Professor Martin Howard and his research group apply mathematics and physics-based approaches to decipher how plants remember past events, in particular the passage of the seasons

In biology this is called epigenetic memory and stems from the ability of genes to switch, then stably maintain gene expression states.

Professor Howard explains

 
How plants remember things like the passage of the seasons is actually not encoded in their DNA sequence. The idea that these memory states are not DNA sequence-based is relatively new to biology and would once have been heresy 

In plants, this ability to monitor, remember and then respond to seasons is essential to survival, as it determines in part when plants flower. Flowering at the wrong time, such as before or during winter, could put a plant in peril. Furthermore, looking beyond plants, the underlying memory mechanisms are essential for the development of all higher organisms.

Previous vital work carried out by John Innes Centre’s Professor Dame Caroline Dean, who Professor Howard collaborates with, discovered many of the key components of the epigenetic mechanism responsible for the molecular memory of winter in plants. However, much less was known about how the epigenetic system functioned as a whole in creating and maintaining stable memory states. This is what Professor Howard seeks to decipher using mathematical models of plant gene expression.

As Professor Howard describes, “I was trained as a theoretical physicist. In fact, my highest qualification in biology is a GCSE. Sometimes I don’t know what to call myself: I still carry with me the training that I had, but I use it to try to understand how biology works, so now my work is a hybrid of physics, maths and biology.”

How plants remember cold has turned out to be an ideal experimental system to investigate both the maintenance of epigenetic states and the switching between them.

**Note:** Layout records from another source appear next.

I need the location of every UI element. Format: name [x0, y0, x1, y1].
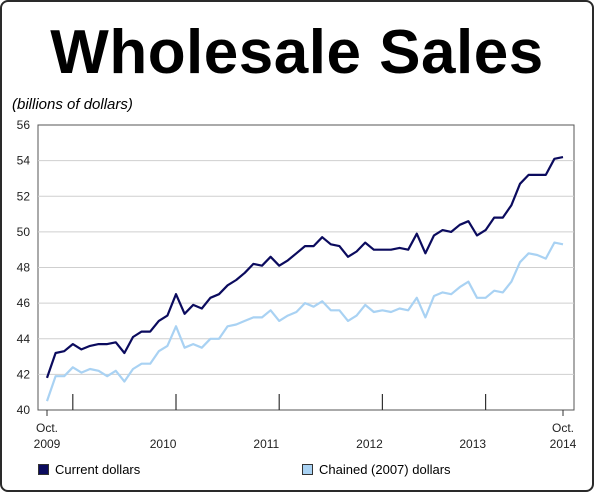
x-tick-label-5-year: 2014 — [550, 437, 577, 451]
series-line-current-dollars — [45, 156, 564, 379]
y-tick-label-46: 46 — [17, 296, 31, 310]
legend-swatch-chained-dollars — [302, 464, 313, 475]
x-tick-label-0-year: 2009 — [34, 437, 61, 451]
x-tick-label-4: 2013 — [459, 437, 486, 451]
y-tick-label-50: 50 — [17, 225, 31, 239]
chart-title: Wholesale Sales — [50, 18, 544, 87]
y-tick-label-52: 52 — [17, 189, 31, 203]
series-line-chained-dollars — [45, 241, 564, 402]
y-tick-label-42: 42 — [17, 367, 31, 381]
y-tick-label-44: 44 — [17, 332, 31, 346]
x-tick-label-5: Oct. — [552, 421, 574, 435]
legend-label-chained-dollars: Chained (2007) dollars — [319, 462, 451, 477]
x-tick-label-0: Oct. — [36, 421, 58, 435]
legend-item-current-dollars: Current dollars — [38, 462, 140, 477]
y-tick-label-56: 56 — [17, 118, 31, 132]
x-tick-label-2: 2011 — [253, 437, 279, 451]
y-tick-label-40: 40 — [17, 403, 31, 417]
y-axis-unit-label: (billions of dollars) — [12, 96, 133, 113]
x-tick-label-3: 2012 — [356, 437, 383, 451]
legend-swatch-current-dollars — [38, 464, 49, 475]
y-tick-label-48: 48 — [17, 261, 31, 275]
x-tick-label-1: 2010 — [150, 437, 177, 451]
legend-item-chained-dollars: Chained (2007) dollars — [302, 462, 451, 477]
y-tick-label-54: 54 — [17, 154, 31, 168]
legend-label-current-dollars: Current dollars — [55, 462, 141, 477]
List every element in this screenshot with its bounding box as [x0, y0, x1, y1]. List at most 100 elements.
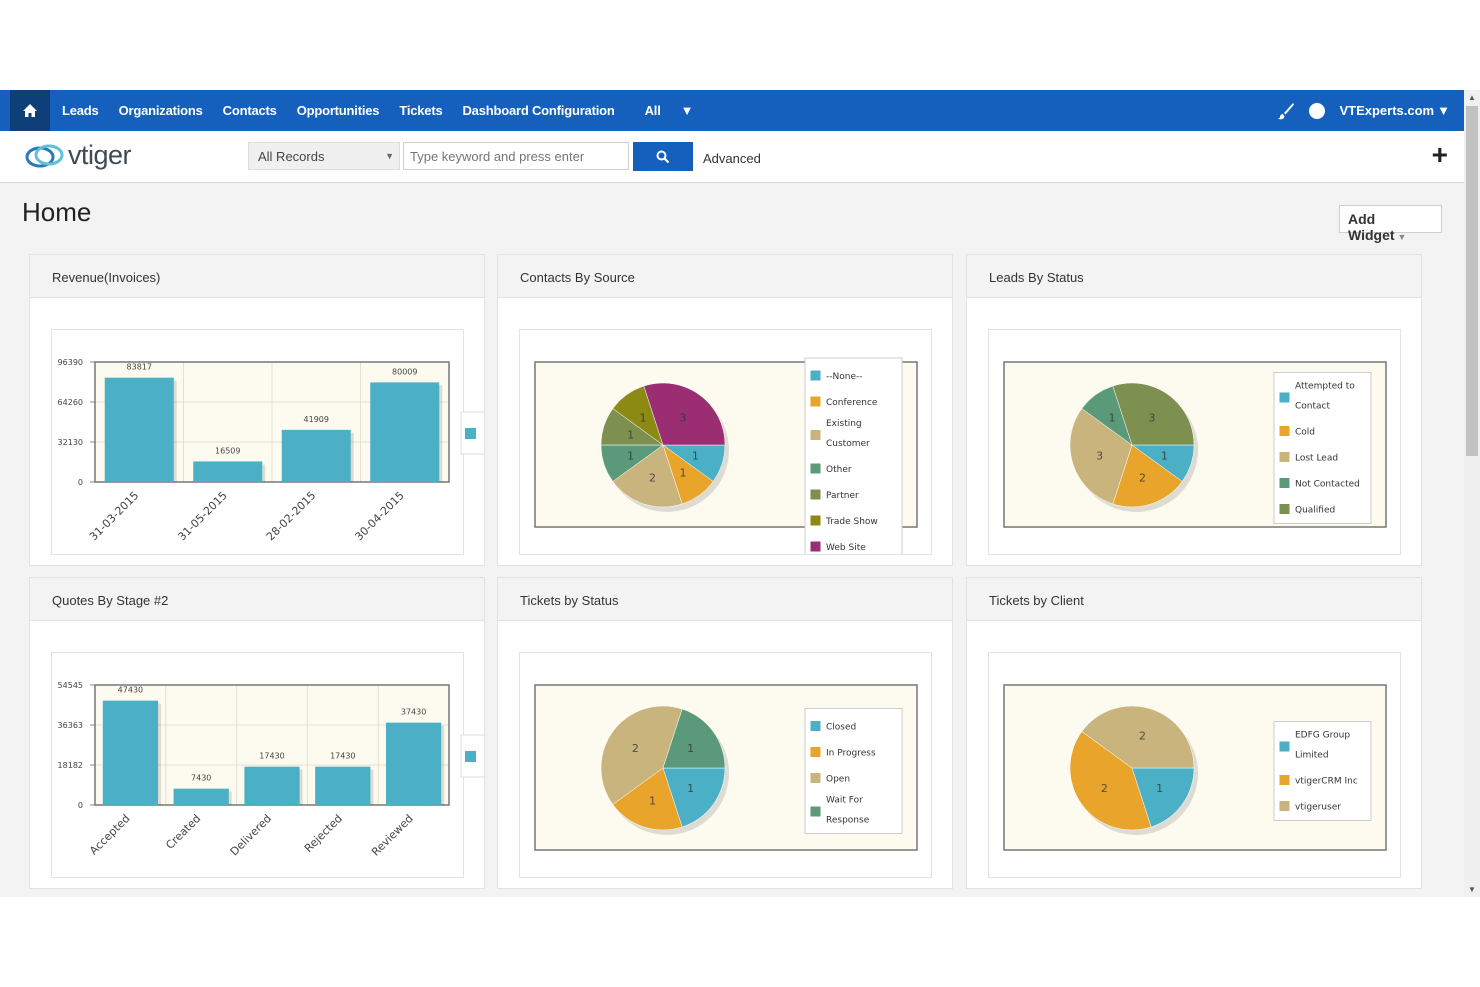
nav-tickets[interactable]: Tickets: [399, 103, 443, 118]
data-label: 17430: [259, 752, 284, 761]
y-tick-label: 96390: [58, 358, 83, 367]
scroll-up-icon[interactable]: ▲: [1468, 93, 1476, 102]
user-menu[interactable]: VTExperts.com ▼: [1339, 103, 1450, 118]
widget-title[interactable]: Quotes By Stage #2: [30, 578, 484, 621]
slice-label: 2: [649, 471, 656, 484]
quotes-stage-bar-chart: 0 18182 36363 54545 47430 Accepted 7430 Created…: [58, 681, 484, 859]
search-input[interactable]: [403, 142, 629, 170]
legend-label: Partner: [826, 491, 859, 501]
bar: [244, 766, 300, 805]
nav-all-menu[interactable]: All ▼: [635, 103, 704, 118]
slice-label: 2: [632, 742, 639, 755]
legend-swatch: [1278, 503, 1291, 515]
bar: [315, 766, 371, 805]
bar: [193, 461, 263, 482]
data-label: 80009: [392, 367, 417, 376]
bar: [385, 722, 442, 805]
data-label: 17430: [330, 752, 355, 761]
widget-title[interactable]: Contacts By Source: [498, 255, 952, 298]
legend-swatch: [809, 540, 822, 553]
legend-label: Existing: [826, 419, 862, 429]
x-tick-label: 31-03-2015: [87, 489, 141, 543]
legend-box: [804, 357, 903, 562]
legend-swatch: [809, 720, 822, 732]
search-button[interactable]: [633, 142, 693, 171]
pie-slice: [662, 708, 726, 769]
slice-label: 3: [680, 411, 687, 424]
data-label: 16509: [215, 446, 240, 455]
chart-frame: 1 2 2 EDFG Group Limited vtigerCRM Inc vtigeru…: [988, 652, 1401, 878]
slice-label: 1: [687, 742, 694, 755]
info-icon[interactable]: i: [1309, 102, 1326, 119]
legend-label: --None--: [826, 372, 862, 382]
nav-leads[interactable]: Leads: [62, 103, 99, 118]
widget-quotes-by-stage: Quotes By Stage #2 0 18182 36363 54545 47430…: [29, 577, 485, 889]
legend-swatch: [465, 428, 476, 439]
legend-label: In Progress: [826, 749, 876, 759]
page-scrollbar[interactable]: ▲ ▼: [1464, 90, 1480, 897]
nav-right-tools: i VTExperts.com ▼: [1277, 90, 1450, 131]
legend-swatch: [1278, 451, 1291, 463]
widget-contacts-by-source: Contacts By Source 1 1 2 1 1 1 3 --None-- Confer…: [497, 254, 953, 566]
data-label: 7430: [191, 774, 211, 783]
revenue-bar-chart: 0 32130 64260 96390 83817 31-03-2015 16509 31-0…: [58, 358, 484, 543]
nav-organizations[interactable]: Organizations: [118, 103, 203, 118]
bar: [104, 377, 174, 482]
legend-swatch: [465, 751, 476, 762]
advanced-search-link[interactable]: Advanced: [703, 151, 761, 166]
legend-label: Web Site: [826, 543, 866, 553]
home-button[interactable]: [10, 90, 50, 131]
x-tick-label: Reviewed: [369, 812, 416, 859]
slice-label: 2: [1139, 730, 1146, 743]
pie-slice: [600, 705, 683, 805]
slice-label: 1: [1161, 450, 1168, 463]
legend-label: Wait For: [826, 796, 863, 806]
legend-swatch: [1278, 774, 1291, 786]
x-tick-label: Delivered: [228, 812, 274, 858]
scrollbar-thumb[interactable]: [1466, 106, 1478, 456]
data-label: 37430: [401, 708, 426, 717]
paintbrush-icon[interactable]: [1277, 102, 1295, 120]
x-tick-label: Rejected: [302, 812, 345, 855]
chart-frame: 1 2 3 1 3 Attempted to Contact Cold Lost Lead Not…: [988, 329, 1401, 555]
widget-title[interactable]: Revenue(Invoices): [30, 255, 484, 298]
nav-contacts[interactable]: Contacts: [222, 103, 277, 118]
nav-opportunities[interactable]: Opportunities: [296, 103, 380, 118]
legend-label: Attempted to: [1295, 382, 1355, 392]
pie-slice: [612, 767, 683, 831]
nav-all-label: All: [644, 103, 661, 118]
widget-title[interactable]: Tickets by Client: [967, 578, 1421, 621]
pie-slice: [1081, 705, 1195, 769]
bar: [173, 788, 229, 805]
add-widget-label: Add Widget: [1348, 211, 1395, 243]
leads-status-pie-chart: 1 2 3 1 3 Attempted to Contact Cold Lost Lead Not…: [1003, 361, 1387, 528]
legend-swatch: [1278, 391, 1291, 404]
slice-label: 1: [680, 467, 687, 480]
add-widget-button[interactable]: Add Widget ▼: [1339, 205, 1442, 243]
legend-label: vtigerCRM Inc: [1295, 777, 1358, 787]
search-scope-select[interactable]: All Records ▼: [248, 142, 400, 170]
widget-title[interactable]: Tickets by Status: [498, 578, 952, 621]
search-icon: [656, 150, 670, 163]
widget-title[interactable]: Leads By Status: [967, 255, 1421, 298]
scroll-down-icon[interactable]: ▼: [1468, 885, 1476, 894]
vtiger-logo[interactable]: vtiger: [24, 140, 132, 171]
legend-label: Other: [826, 465, 852, 475]
legend-swatch: [809, 746, 822, 758]
quick-create-icon[interactable]: +: [1431, 139, 1448, 170]
slice-label: 3: [1149, 411, 1156, 424]
slice-label: 3: [1096, 450, 1103, 463]
bar: [281, 429, 351, 482]
nav-dashboard-configuration[interactable]: Dashboard Configuration: [462, 103, 615, 118]
legend-label: Response: [826, 816, 870, 826]
legend-label: Open: [826, 775, 850, 785]
legend-swatch: [1278, 740, 1291, 753]
legend-label: Lost Lead: [1295, 454, 1338, 464]
legend-swatch: [809, 395, 822, 408]
chevron-down-icon: ▼: [385, 151, 394, 161]
widget-revenue-invoices: Revenue(Invoices) 0 32130 64260 96390 83817 3…: [29, 254, 485, 566]
slice-label: 1: [627, 450, 634, 463]
legend-label: Not Contacted: [1295, 480, 1360, 490]
chart-frame: 1 1 2 1 Closed In Progress Open Wait For Respons…: [519, 652, 932, 878]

Over time, winter temperatures silence a gene called FLC, which usually acts as a brake on flowering. The silencing of the FLC gene is maintained after winter, providing a memory of cold weather into the following spring.

The maintenance of silencing is carried out through the action of a type of protein complex, called Polycomb Repressive Complex, and its ability to put chemical marks on the histone proteins that wrap the DNA. In combination with longer days, maintenance of FLC repression removes the brake on flowering in spring.

Professor Howard explains why this makes the system useful for studying epigenetics: “A key advantage of this system in plants is that it is slow, taking place over months, which makes it easier to dissect how the transitions work. In some other systems, the whole process is over within hours. The fact that the plant system has a quantitative element, with more cold giving more silencing, also introduces another angle to help understand the dynamics.”

Experimental data has allowed the team to identify various states of silencing in epigenetically regulated genes. These states, along with equations and probabilities that capture changes in silencing, are used to build mathematical models that can simulate the epigenetic state transitions. This offers insight into how the molecular memory system functions.

Professor Howard reflects

 
Conceptually these models bring together two fields of people. On the one hand people who think about epigenetics and transcription, while on the other those who are interested in building models of biological systems. You need to bring them together to properly understand how things work 

Using this combined experimental and theoretical approach, the Howard group have shown how the epigenetic silencing of FLC is fundamentally digital. FLC is either fully on or fully silenced – there is no in between.

This memory is stored locally, in the chemical marks that are added to the histone proteins that package the DNA. As Professor Howard expands, “Fundamentally this system is digital for the same reason your computer is digital, because it needs to stably store memory over a long period of time.”

More recently, the team has identified an additional phase in the sequence of events involved in the Polycomb silencing mechanism. This work exploited natural variation in plants’ ability to remember cold. Specifically, the team used a Northern Swedish variant of Arabidopsis, called Lov-1, which requires many more weeks of cold exposure to achieve FLC silencing.

The team carried out experiments to observe patterns of silencing of FLC in Lov-1 plants, across different temperature changes. Using this data they built models to try to explain the observed changes, fitting parameters to the data. Initially the model did not fit the experimental data perfectly and this led to hypotheses that could explain the different biological patterns observed. Using this approach, the team discovered an additional epigenetic state, the perpetuated state, which was unstable in Lov-1.

Through additional experiments, the team were then able to determine which features of Lov-1 mediated this instability, narrowing the search down to four single changes in the DNA of Lov-1.

Professor Howard’s work has broad implications for understanding epigenetic mechanisms across many organisms.

Mathematical modelling of how plants sense and memorise cold exposure has offered insight into the fundamental mechanisms of how cells remember, and ultimately how organisms respond to their environment. In the case of plants, this fundamental knowledge has implications for a diverse range of plants and may help us to understand how the botanical world responds to future changes in climate.